Tra i tanti percorsi formativi che uno studente può scegliere, Economia e Commercio è sicuramente tra i più versatili. Una laurea in questo ambito offre numerose opportunità professionali sia nel settore privato sia nella Pubblica Amministrazione. Qualche esempio? Gestione aziendale, finanza e consulenza. Ma il ventaglio completo delle prospettive di carriera, che vedremo più avanti, è ben più ampio.
Cosa si studia in Economia e Commercio
Un laureato in Economia e Commercio sviluppa competenze multidisciplinari, ideali per comprendere e gestire le dinamiche aziendali e di mercato. Le sue principali conoscenze riguardano materie come:
- economia aziendale;
- economia politica;
- diritto commerciale e tributario;
- contabilità e bilancio;
- statistica;
- matematica finanziaria;
- marketing;
- organizzazione aziendale.
Le principali aree di competenza
Nello specifico, le cinque macroaree principali in cui il laureato può operare sono:
- Aziendale/Gestionale: concerne settori quali marketing, analisi di bilancio e organizzazione aziendale.

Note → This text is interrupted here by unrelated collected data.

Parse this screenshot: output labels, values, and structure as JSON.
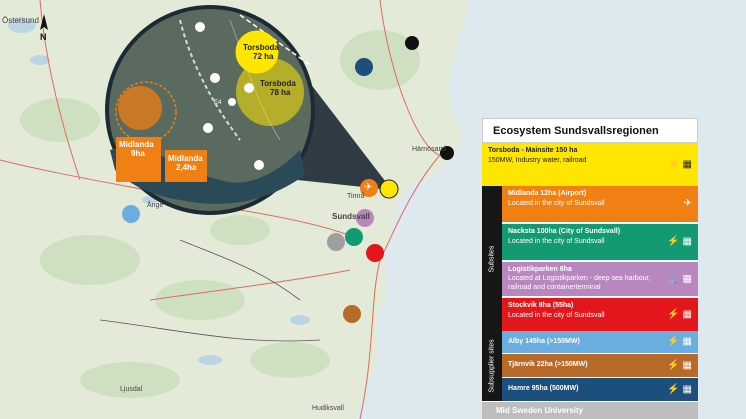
{
  "map": {
    "places": {
      "ostersund": "Östersund",
      "ange": "Ånge",
      "sundsvall": "Sundsvall",
      "timra": "Timrå",
      "harnosand": "Härnösand",
      "hudiksvall": "Hudiksvall",
      "ljusdal": "Ljusdal",
      "north": "N"
    }
  },
  "inset": {
    "torsboda_72": "Torsboda",
    "torsboda_72_area": "72 ha",
    "torsboda_78": "Torsboda",
    "torsboda_78_area": "78 ha",
    "midlanda_9": "Midlanda",
    "midlanda_9_area": "9ha",
    "midlanda_24": "Midlanda",
    "midlanda_24_area": "2,4ha",
    "road_label": "E4"
  },
  "legend": {
    "title": "Ecosystem Sundsvallsregionen",
    "subsites_label": "Subsites",
    "subsupplier_label": "Subsupplier sites",
    "rows": [
      {
        "title": "Torsboda - Mainsite 150 ha",
        "sub": "150MW, Industry water, railroad",
        "color": "#ffe600",
        "icon": "⚡ ▦"
      },
      {
        "title": "Midlanda 12ha (Airport)",
        "sub": "Located in the city of Sundsvall",
        "color": "#f07f14",
        "icon": "✈"
      },
      {
        "title": "Nacksta 100ha (City of Sundsvall)",
        "sub": "Located in the city of Sundsvall",
        "color": "#139a72",
        "icon": "⚡ ▦"
      },
      {
        "title": "Logistikparken 6ha",
        "sub": "Located at Logistikparken - deep sea harbour, railroad and containerterminal",
        "color": "#b987c0",
        "icon": "⚓ ▦"
      },
      {
        "title": "Stockvik 8ha (55ha)",
        "sub": "Located in the city of Sundsvall",
        "color": "#e3161b",
        "icon": "⚡ ▦"
      },
      {
        "title": "Alby 145ha (>150MW)",
        "sub": "",
        "color": "#6aaee0",
        "icon": "⚡ ▦"
      },
      {
        "title": "Tjärnvik 22ha (>150MW)",
        "sub": "",
        "color": "#b86a2b",
        "icon": "⚡ ▦"
      },
      {
        "title": "Hamre 95ha (500MW)",
        "sub": "",
        "color": "#1d4f7d",
        "icon": "⚡ ▦"
      }
    ],
    "bottom": "Mid Sweden University"
  },
  "markers": {
    "colors": {
      "torsboda": "#ffe600",
      "midlanda": "#f07f14",
      "nacksta": "#139a72",
      "logistik": "#b987c0",
      "stockvik": "#e3161b",
      "alby": "#6aaee0",
      "tjarnvik": "#b86a2b",
      "hamre": "#1d4f7d",
      "black": "#111111",
      "grey": "#9e9e9e"
    }
  }
}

- Economica: riguarda microeconomia e macroeconomia, per comprendere i mercati, le politiche economiche e lo sviluppo globale.
- Matematico-Statistica: attinente al calcolo delle probabilità, alla statistica e all’econometria.
- Giuridica: include diritto privato, commerciale, societario e tributario, materie necessarie per operare nel rispetto delle normative vigenti.
- Economia Applicata: collegata a settori quali economia degli intermediari finanziari, gestione pubblica ed economia internazionale.
Professioni e opportunità di carriera dopo Economia e Commercio
Gli sbocchi lavorativi per chi consegue una laurea in Economia e Commercio sono numerosi e interessano ambiti molto diversi tra loro. Tra le professioni più tradizionalmente associate a questo percorso figurano il dottore commercialista, che si occupa di consulenza fiscale, bilanci, dichiarazioni tributarie e assistenza alle imprese; il revisore legale, figura ricercata nelle società di revisione e all’interno delle aziende; il consulente aziendale, che supporta le organizzazioni nella gestione economica; e il consulente del lavoro, specializzato nella gestione del personale.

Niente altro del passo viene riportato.